Een bewogen bezoek bij oma in een bewogen tijd
door Stephanie Mathas
Alles is anders. Alleen de lente doet alsof er niks aan de hand is en vraagt ons zorgeloos over straat te dansen. We doen het niet allemaal tegelijk en minder uitbundig dan de zon zou willen een dans is het zeker. Met de hele stad voeren we een choreografie uit waarbij we anderhalve meter afstand houden.

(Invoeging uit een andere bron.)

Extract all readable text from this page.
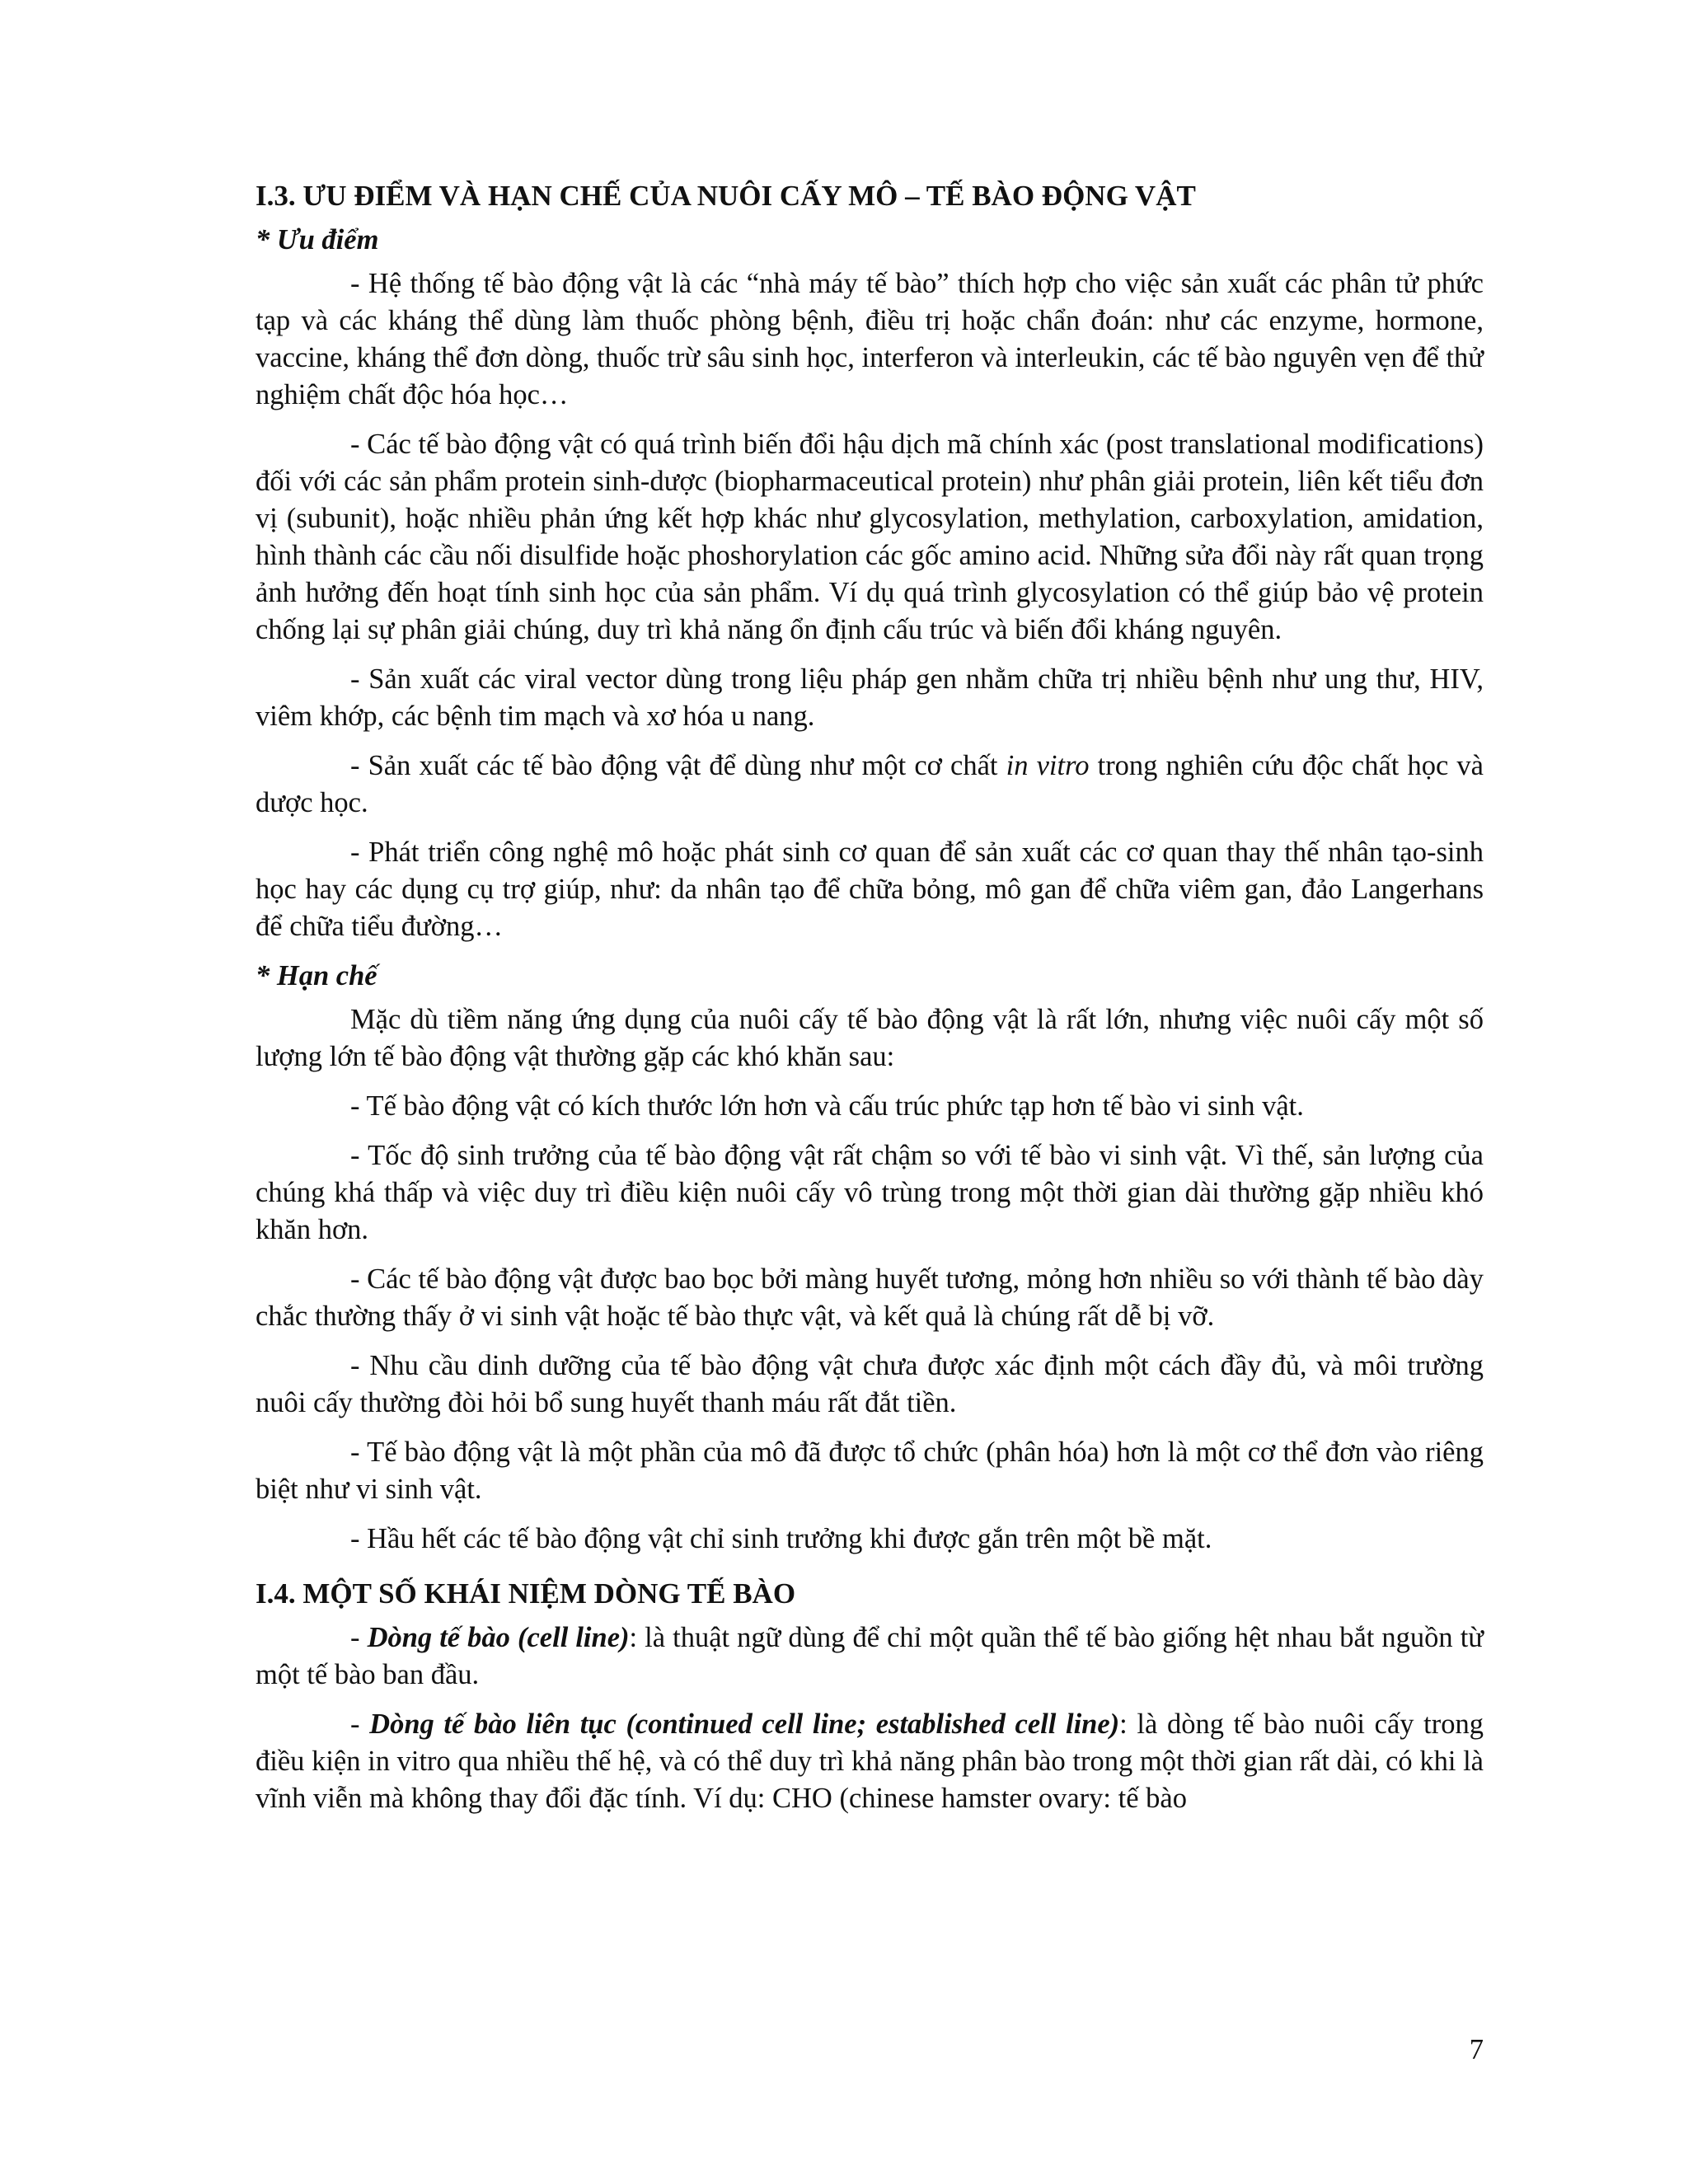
I.3. ƯU ĐIỂM VÀ HẠN CHẾ CỦA NUÔI CẤY MÔ – TẾ BÀO ĐỘNG VẬT
* Ưu điểm

- Hệ thống tế bào động vật là các “nhà máy tế bào” thích hợp cho việc sản xuất các phân tử phức tạp và các kháng thể dùng làm thuốc phòng bệnh, điều trị hoặc chẩn đoán: như các enzyme, hormone, vaccine, kháng thể đơn dòng, thuốc trừ sâu sinh học, interferon và interleukin, các tế bào nguyên vẹn để thử nghiệm chất độc hóa học…

- Các tế bào động vật có quá trình biến đổi hậu dịch mã chính xác (post translational modifications) đối với các sản phẩm protein sinh-dược (biopharmaceutical protein) như phân giải protein, liên kết tiểu đơn vị (subunit), hoặc nhiều phản ứng kết hợp khác như glycosylation, methylation, carboxylation, amidation, hình thành các cầu nối disulfide hoặc phoshorylation các gốc amino acid. Những sửa đổi này rất quan trọng ảnh hưởng đến hoạt tính sinh học của sản phẩm. Ví dụ quá trình glycosylation có thể giúp bảo vệ protein chống lại sự phân giải chúng, duy trì khả năng ổn định cấu trúc và biến đổi kháng nguyên.

- Sản xuất các viral vector dùng trong liệu pháp gen nhằm chữa trị nhiều bệnh như ung thư, HIV, viêm khớp, các bệnh tim mạch và xơ hóa u nang.

- Sản xuất các tế bào động vật để dùng như một cơ chất in vitro trong nghiên cứu độc chất học và dược học.

- Phát triển công nghệ mô hoặc phát sinh cơ quan để sản xuất các cơ quan thay thế nhân tạo-sinh học hay các dụng cụ trợ giúp, như: da nhân tạo để chữa bỏng, mô gan để chữa viêm gan, đảo Langerhans để chữa tiểu đường…

* Hạn chế

Mặc dù tiềm năng ứng dụng của nuôi cấy tế bào động vật là rất lớn, nhưng việc nuôi cấy một số lượng lớn tế bào động vật thường gặp các khó khăn sau:

- Tế bào động vật có kích thước lớn hơn và cấu trúc phức tạp hơn tế bào vi sinh vật.

- Tốc độ sinh trưởng của tế bào động vật rất chậm so với tế bào vi sinh vật. Vì thế, sản lượng của chúng khá thấp và việc duy trì điều kiện nuôi cấy vô trùng trong một thời gian dài thường gặp nhiều khó khăn hơn.

- Các tế bào động vật được bao bọc bởi màng huyết tương, mỏng hơn nhiều so với thành tế bào dày chắc thường thấy ở vi sinh vật hoặc tế bào thực vật, và kết quả là chúng rất dễ bị vỡ.

- Nhu cầu dinh dưỡng của tế bào động vật chưa được xác định một cách đầy đủ, và môi trường nuôi cấy thường đòi hỏi bổ sung huyết thanh máu rất đắt tiền.

- Tế bào động vật là một phần của mô đã được tổ chức (phân hóa) hơn là một cơ thể đơn vào riêng biệt như vi sinh vật.

- Hầu hết các tế bào động vật chỉ sinh trưởng khi được gắn trên một bề mặt.

I.4. MỘT SỐ KHÁI NIỆM DÒNG TẾ BÀO

- Dòng tế bào (cell line): là thuật ngữ dùng để chỉ một quần thể tế bào giống hệt nhau bắt nguồn từ một tế bào ban đầu.

- Dòng tế bào liên tục (continued cell line; established cell line): là dòng tế bào nuôi cấy trong điều kiện in vitro qua nhiều thế hệ, và có thể duy trì khả năng phân bào trong một thời gian rất dài, có khi là vĩnh viễn mà không thay đổi đặc tính. Ví dụ: CHO (chinese hamster ovary: tế bào

7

Ik ben niet goed in choreografieën. Ik ben zo’n figuur dat naar links springt als iedereen een hupsje naar rechts maakt. Het zou dus verstandig zijn om mijn koppie erbij te houden maar whatsapp vraagt mijn aandacht. Ook dat is anders. Ik worstel me door de berichten heen, op zoek naar iets wat geen flauwe coronagrap is. Ineens zie ik in mijn ooghoek iemand een portiek inschieten. Om te voorkomen dat ik met mijn ogen op mijn scherm gericht haar aura in zou stappen, staat de vrouw daar rustig met haar hond te wachten. ‘Lastig he,’ lacht ze mijn verontschuldiging weg. Ik stop mijn telefoon in mijn zak en besluit beter op te letten. Ha! De visboer is er. Als het er straks wat rustiger is, ga ik een harinkje halen. De mensen die normaal gesproken rond lunchtijd in een kluitje voor de kraam staan, vormen nu een halve kilometer lange sliert. Ik kan er niet overheen, ik kan er niet onderdoor, ik kan er niet omheen, ik moet er dwars doorheen. Twee mensen uit de rij, waarschijnlijk de sterren van de de steps- of zumba-les, doen een paar passen opzij en naar achter en grinnikend passeren we elkaar op een manier waar meneer Rutte trots op zou zijn. Ik begin bijna te geloven in mijn danskwaliteiten als ik op een druk kruispunt kom. Om de afstand tussen mij en de rest van de wandelaars te bewaren, zit er niks anders op dan een stukje over het fietspad te gaan. Er komt een fietser aan die niet belt of scheldt omdat ik mij in zijn territorium bevind, maar in een serene boog om me heen fietst.
Na een rondje door het park, loop ik achter een moeder met haar dochter. Het meisje zit op een loopfiets en doet een spel. Het is een stom spel dat de hele stoep blokkeert maar ik heb toch niks te doen dus ik lach naar de moeder die verontschuldigd omkijkt. De choreografie van vandaag heeft een uitdagend einde als ik in het trappenhuis een tegenligger tegenkom. Je kan veel over ons trappenhuis zeggen maar breed is het niet. Dit is eigenlijk het moment om op te geven. Een nonchalant moment toestaan met wat Amsterdamse opstandigheid. Maar ik wil mijn inzet van afgelopen uur niet teniet doen door nu intiem te worden met mijn nieuwe onderbuurvrouw. Met onze rug tegen de muur schuifelen we elkaar voorbij. Het is geen type dat na een verhuizing overal aanklopt om zich voor te stellen dus dit moment grijp ik zonder handen aan.
Als ik thuis mijn jas vrolijk op de kapstok hang, besef ik dat anderhalve meter geen afstand schept. Het verbindt.
Een positieve column over het houden van anderhalve meter afstand.